The local Lefschetz number of a fixed point can be defined in two ways:
- if $x$ is a Lefschetz fixed point (i.e. if $df_x$ has no nonzero fixed vectors), we just consider the sign of $\det(df_x - I)$
- if $x$ is not a Lefschetz fixed point, but just a fixed point, but is nonetheless isolated, then the local Lefschetz number at $x$ is the degree of the application
$$z\mapsto \dfrac{f(z)-z}{|f(z)-z|}$$
on the boundary of a small ball around $x$ containing no other fixed points.
In the case of the map $z\mapsto z+z^m$, if $m=1$ I would say that it is obvious that $L_0(f)=1$: $f(0)=0$ and $df_0=2I$ so $df_0-I=I$ which simultaneously implies that $0$ is a Lefschetz fixed point and that the local Lefschetz number is $1$.

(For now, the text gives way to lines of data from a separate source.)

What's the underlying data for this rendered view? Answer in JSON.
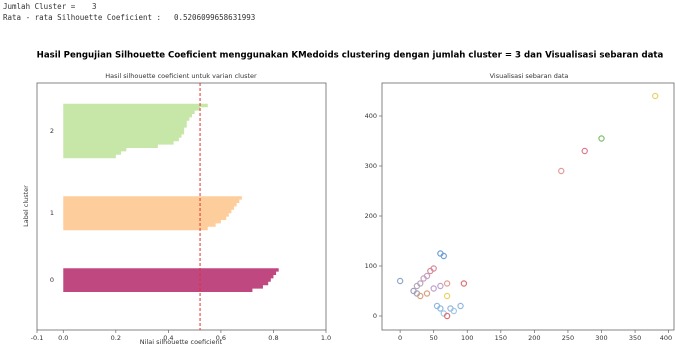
{
  "output": {
    "cluster_label": "Jumlah Cluster =",
    "cluster_count": 3,
    "avg_label": "Rata - rata Silhouette Coeficient :",
    "avg_value": 0.5206099658631993
  },
  "suptitle": "Hasil Pengujian Silhouette Coeficient menggunakan KMedoids clustering dengan jumlah cluster = 3 dan Visualisasi sebaran data",
  "chart_data": [
    {
      "type": "silhouette",
      "title": "Hasil silhouette coeficient untuk varian cluster",
      "xlabel": "Nilai silhouette coeficient",
      "ylabel": "Label cluster",
      "xlim": [
        -0.1,
        1.0
      ],
      "xticks": [
        -0.1,
        {
          "value": 0,
          "label": "0.0"
        },
        0.2,
        0.4,
        0.6,
        0.8,
        {
          "value": 1,
          "label": "1.0"
        }
      ],
      "avg_line_color": "#e0312f",
      "clusters": [
        {
          "label": "0",
          "color": "#b5286a",
          "values": [
            0.72,
            0.76,
            0.78,
            0.79,
            0.8,
            0.81,
            0.82
          ]
        },
        {
          "label": "1",
          "color": "#fdc58a",
          "values": [
            0.55,
            0.58,
            0.6,
            0.62,
            0.63,
            0.64,
            0.65,
            0.66,
            0.67,
            0.68
          ]
        },
        {
          "label": "2",
          "color": "#bde39a",
          "values": [
            0.2,
            0.22,
            0.24,
            0.36,
            0.42,
            0.44,
            0.45,
            0.46,
            0.46,
            0.47,
            0.47,
            0.48,
            0.49,
            0.5,
            0.52,
            0.55
          ]
        }
      ]
    },
    {
      "type": "scatter",
      "title": "Visualisasi sebaran data",
      "xlim": [
        -27,
        408
      ],
      "ylim": [
        -28,
        466
      ],
      "xticks": [
        0,
        50,
        100,
        150,
        200,
        250,
        300,
        350,
        400
      ],
      "yticks": [
        0,
        100,
        200,
        300,
        400
      ],
      "x": [
        380,
        300,
        275,
        240,
        0,
        60,
        65,
        45,
        50,
        40,
        35,
        30,
        25,
        20,
        25,
        30,
        40,
        50,
        60,
        70,
        95,
        70,
        55,
        60,
        75,
        90,
        80,
        65,
        70
      ],
      "y": [
        440,
        355,
        330,
        290,
        70,
        125,
        120,
        90,
        95,
        80,
        75,
        65,
        60,
        50,
        45,
        40,
        45,
        55,
        60,
        65,
        65,
        40,
        20,
        15,
        15,
        20,
        10,
        5,
        0
      ],
      "colors": [
        "#e8d36a",
        "#7fbf6a",
        "#e07a8a",
        "#e59a9a",
        "#8fa8c8",
        "#6f9fd6",
        "#6f9fd6",
        "#d88a9a",
        "#d88a9a",
        "#c9a0c0",
        "#c9a0c0",
        "#b8a8b8",
        "#b8a8b8",
        "#a0a0b8",
        "#a0a0b8",
        "#d8a080",
        "#d8a080",
        "#c0a0d0",
        "#c0a0d0",
        "#e0a090",
        "#e07070",
        "#e8d36a",
        "#90b8e0",
        "#90b8e0",
        "#90b8e0",
        "#90b8e0",
        "#a0c8e8",
        "#a0c8e8",
        "#e07070"
      ]
    }
  ]
}
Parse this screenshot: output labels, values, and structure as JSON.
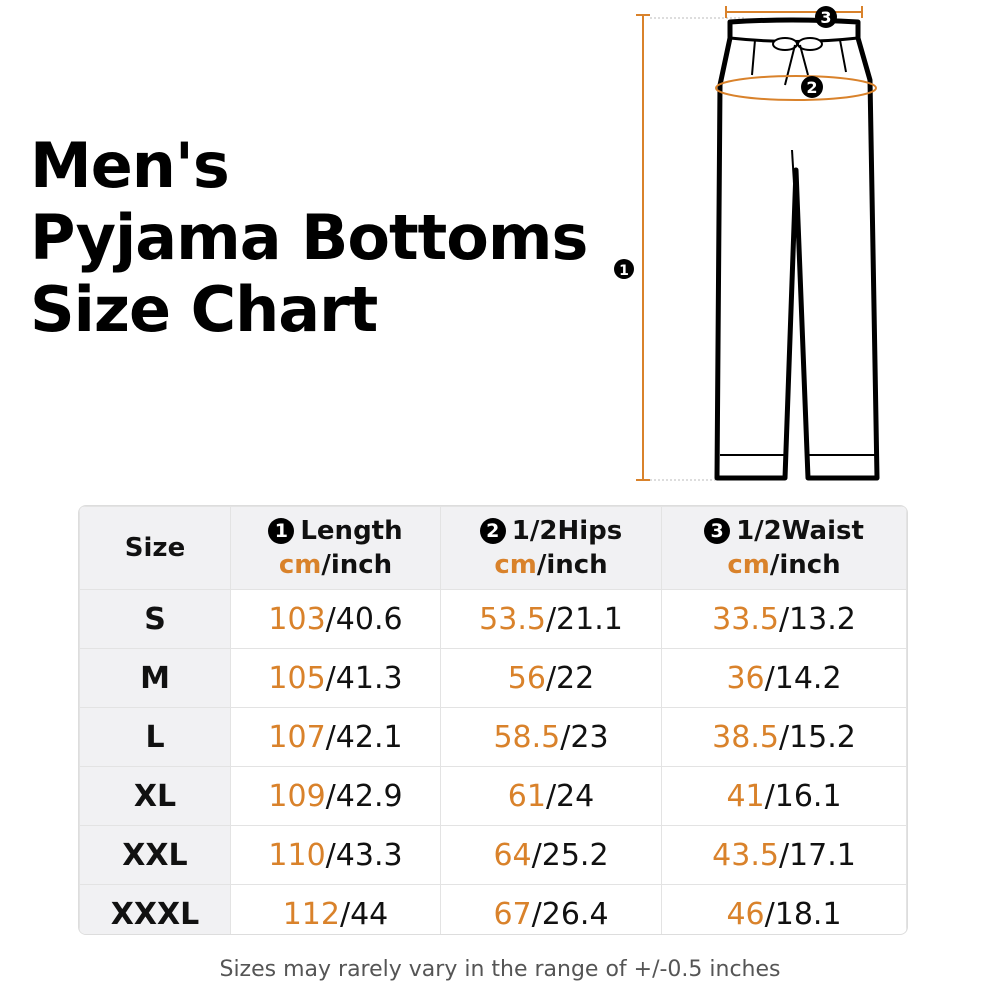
{
  "title": {
    "line1": "Men's",
    "line2": "Pyjama Bottoms",
    "line3": "Size Chart"
  },
  "diagram": {
    "markers": [
      "1",
      "2",
      "3"
    ],
    "accent_color": "#d9822b"
  },
  "table": {
    "headers": {
      "size": "Size",
      "length": {
        "num": "1",
        "label": "Length"
      },
      "hips": {
        "num": "2",
        "label": "1/2Hips"
      },
      "waist": {
        "num": "3",
        "label": "1/2Waist"
      },
      "unit_cm": "cm",
      "unit_inch": "/inch"
    },
    "rows": [
      {
        "size": "S",
        "length_cm": "103",
        "length_in": "/40.6",
        "hips_cm": "53.5",
        "hips_in": "/21.1",
        "waist_cm": "33.5",
        "waist_in": "/13.2"
      },
      {
        "size": "M",
        "length_cm": "105",
        "length_in": "/41.3",
        "hips_cm": "56",
        "hips_in": "/22",
        "waist_cm": "36",
        "waist_in": "/14.2"
      },
      {
        "size": "L",
        "length_cm": "107",
        "length_in": "/42.1",
        "hips_cm": "58.5",
        "hips_in": "/23",
        "waist_cm": "38.5",
        "waist_in": "/15.2"
      },
      {
        "size": "XL",
        "length_cm": "109",
        "length_in": "/42.9",
        "hips_cm": "61",
        "hips_in": "/24",
        "waist_cm": "41",
        "waist_in": "/16.1"
      },
      {
        "size": "XXL",
        "length_cm": "110",
        "length_in": "/43.3",
        "hips_cm": "64",
        "hips_in": "/25.2",
        "waist_cm": "43.5",
        "waist_in": "/17.1"
      },
      {
        "size": "XXXL",
        "length_cm": "112",
        "length_in": "/44",
        "hips_cm": "67",
        "hips_in": "/26.4",
        "waist_cm": "46",
        "waist_in": "/18.1"
      }
    ]
  },
  "note": "Sizes may rarely vary in the range of +/-0.5 inches"
}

If $m>1$, $df_0=I$, so we have to use the second definition:
$f(z)-z=z^m$ so we consider $z\mapsto \dfrac{z^m}{|z|^m}$ which is the map $\theta\mapsto m\theta$ on $S^1$, so it is of degree $m$ (no balls contains other fixed points).
The second statement should not present any difficulty: those maps have $m$ fixed points which are all Lefschetz with local Lefschetz index $1$ ($df_{z_i}-I=m|z_i|^{2(m-1)}>0$).
As for the third statement, I would say that the Lefschetz index in $0$ is $-m$ and not $m$: the map $z\mapsto z+ \bar{z}^m$ has an isolated fixed point in $0$, which is not Lefschetz, so using the second definition we get to calculate the degree of the mapping
$$z\mapsto \frac{\bar{z}^m}{|z|^m}$$
on $S^1$, i.e. of $\theta\mapsto -m\theta$, which has degree $-m$.
NOTE If $m$ is not in $\mathbb{N}$ (non negative integer) then the map $z\mapsto z+z^m$ is not well-defined in a neighbourhood of $0$.